Association study of the TPH2 gene with major depressive disorder in the han Chinese population

Background and Objectives: Tryptophan hydroxylase 2 (TPH2) catalyzes the rate-limiting step in serotonin biosynthesis in the nervous system. Several variants of human TPH2 have been reported to be associated with a spectrum of neuropsychiatric disorders such as unipolar major depression, bipolar disorder and suicidality etc. Recent studies suggested that two variants (T212 and A375) in the exon 7 and exon 9 were associated with major depressive disorder (MDD). Methods: To replicate these findings, two polymorphisms located in exons 7 and 9 of TPH2 (rs7305115 and rs4290270, respectively) were analysed by DNA sequence in the case-control sample study in 191 MDD and 191 healthy volunteers.
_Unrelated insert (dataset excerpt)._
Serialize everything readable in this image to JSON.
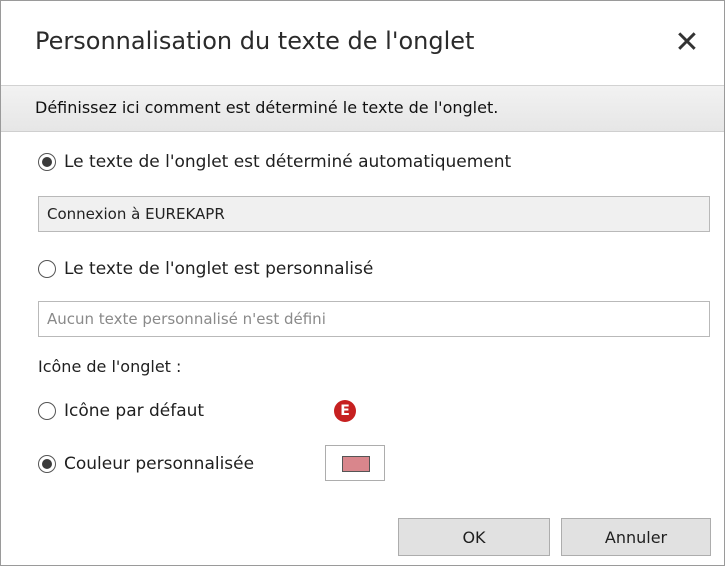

Statistical analyses were carried out using the program SPSS. The comparison of allele and genotype frequencies of each polymorphism between case and control groups was carried out on the online software SHEsis. All subjects were unrelated southern Han Chinese. Results: No difference was observed on the allelic or genotypic distribution of TPH2 gene polymorphisms between the groups. However, the two-marker haplotype covering components T212 (rs7305115) A and A375 (rs4290270) T were observed to have a significantly protective effect MDD in female (corrected p = 0.0032; OR = 0.241[95% CI = 0.099-0.587]). Conclusions: The results suggest that TPH2 might be associated with a lower risk of female MDD. However, confirmatory studies in independent samples are needed.